The aspects of library ethics we discussed in most detail (beat to death may be a bit more apt) were equal access to all varieties of people and the right to privacy of all people. Intellectual freedom and the dangers of censorship also made a strong showing. As a Christian English major and Library Science student growing up in what sometimes feels like the only conservative pocket in all of Southeast Michigan, I understand the tensions between wanting people to have uninhibited access to information and wanting to protect people, especially children, from harmful information. These are discussions that I’ve had at home, at church, and in class my whole life. As a future (hopefully) children’s librarian in a public library, these will be discussions I will continue to have for a very long time. I will have to explain why the library can not ban unpleasant people. I will have to explain why the library can not act in loco parentis. Having the opportunity to hash out the arguments, rationales, and words needed to have these conversations now in a low stakes situation will serve me will in the future.

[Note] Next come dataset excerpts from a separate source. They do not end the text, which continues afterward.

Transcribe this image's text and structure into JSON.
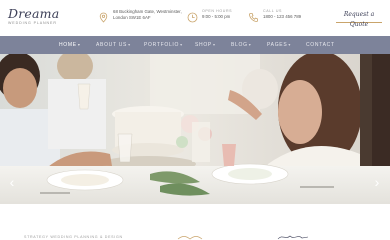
{
  "brand": {
    "name": "Dreama",
    "tagline": "WEDDING PLANNER"
  },
  "header": {
    "address": {
      "line1": "68 Buckingham Gate, Westminster,",
      "line2": "London SW1E 6AF"
    },
    "hours": {
      "label": "OPEN HOURS",
      "value": "9:00 - 5:00 pm"
    },
    "call": {
      "label": "CALL US",
      "value": "1800 - 123 456 789"
    },
    "quote_label": "Request a Quote"
  },
  "nav": {
    "home": "HOME",
    "about": "ABOUT US",
    "portfolio": "PORTFOLIO",
    "shop": "SHOP",
    "blog": "BLOG",
    "pages": "PAGES",
    "contact": "CONTACT",
    "active": "home"
  },
  "hero": {
    "prev_glyph": "‹",
    "next_glyph": "›"
  },
  "below": {
    "caption": "STRATEGY WEDDING PLANNING & DESIGN"
  },
  "colors": {
    "accent": "#c9a46b",
    "nav_bg": "#7d839a",
    "brand": "#3c3f57"
  },
  "icons": {
    "address": "location-pin-icon",
    "hours": "clock-icon",
    "call": "phone-icon"
  }
}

In the convergence of discussing these ethical considerations and the celebration of Banned Book Week, I received some inspiration. As part of Banned Book Week, I wrote a review of the banned book A Clockwork Orange, and liked it so much I wanted to continue doing that in some way. (I just spent the last four years of my life doing literary analysis, so the familiarity of such a project was much like coming home after an extended absence.) Although it is frustrating to see parents vilify books they haven’t read based on a word of paragraph they heard about from someone else, I do recognize parents’ right to have a say in what their children are exposed to and realize that most parents don’t have the time to read or research all the books they’ve heard bad rumors about that their kids want to read. So, I am planning to start a blog where I read and review controversial kids’ and YA books by commenting on the book as a whole, covering the elements that might be objectionable or more appropriate for a particular age within the context of the whole story in order to help parents make informed decisions about what their kids are or aren’t ready to read instead of making knee-jerk reactions. I won’t say in my reviews whether parents should or shouldn’t keep their kids from reading a book, but rather give an opinion of the literary merit and the content that can allow parents to make decisions based on their own values and the maturity levels of their children. I haven’t settled on a start date for this project yet, but I am planning to begin within the next year, even though new posts will be sporadic while I’m still in school.
It’s impossible to cover everything I learned this semester that will influence my future career. These are just a couple things that stand out to me from my current position. I’ll end by circling back to a point I made during one of our more abstract discussions on what is a library and a librarian after discussing the increasing role of the library as a community center in addition to a repository of information:
The people in the library are not simply librarians (and any other resident experts) and patrons, but also all members of the same community. Of course the expertise of the librarians is important, but I think that thinking of oneself less as an expert and more as a fellow community member with the people one helps provides a good basis for the treating all patrons in the ways librarians are ethically required to do so.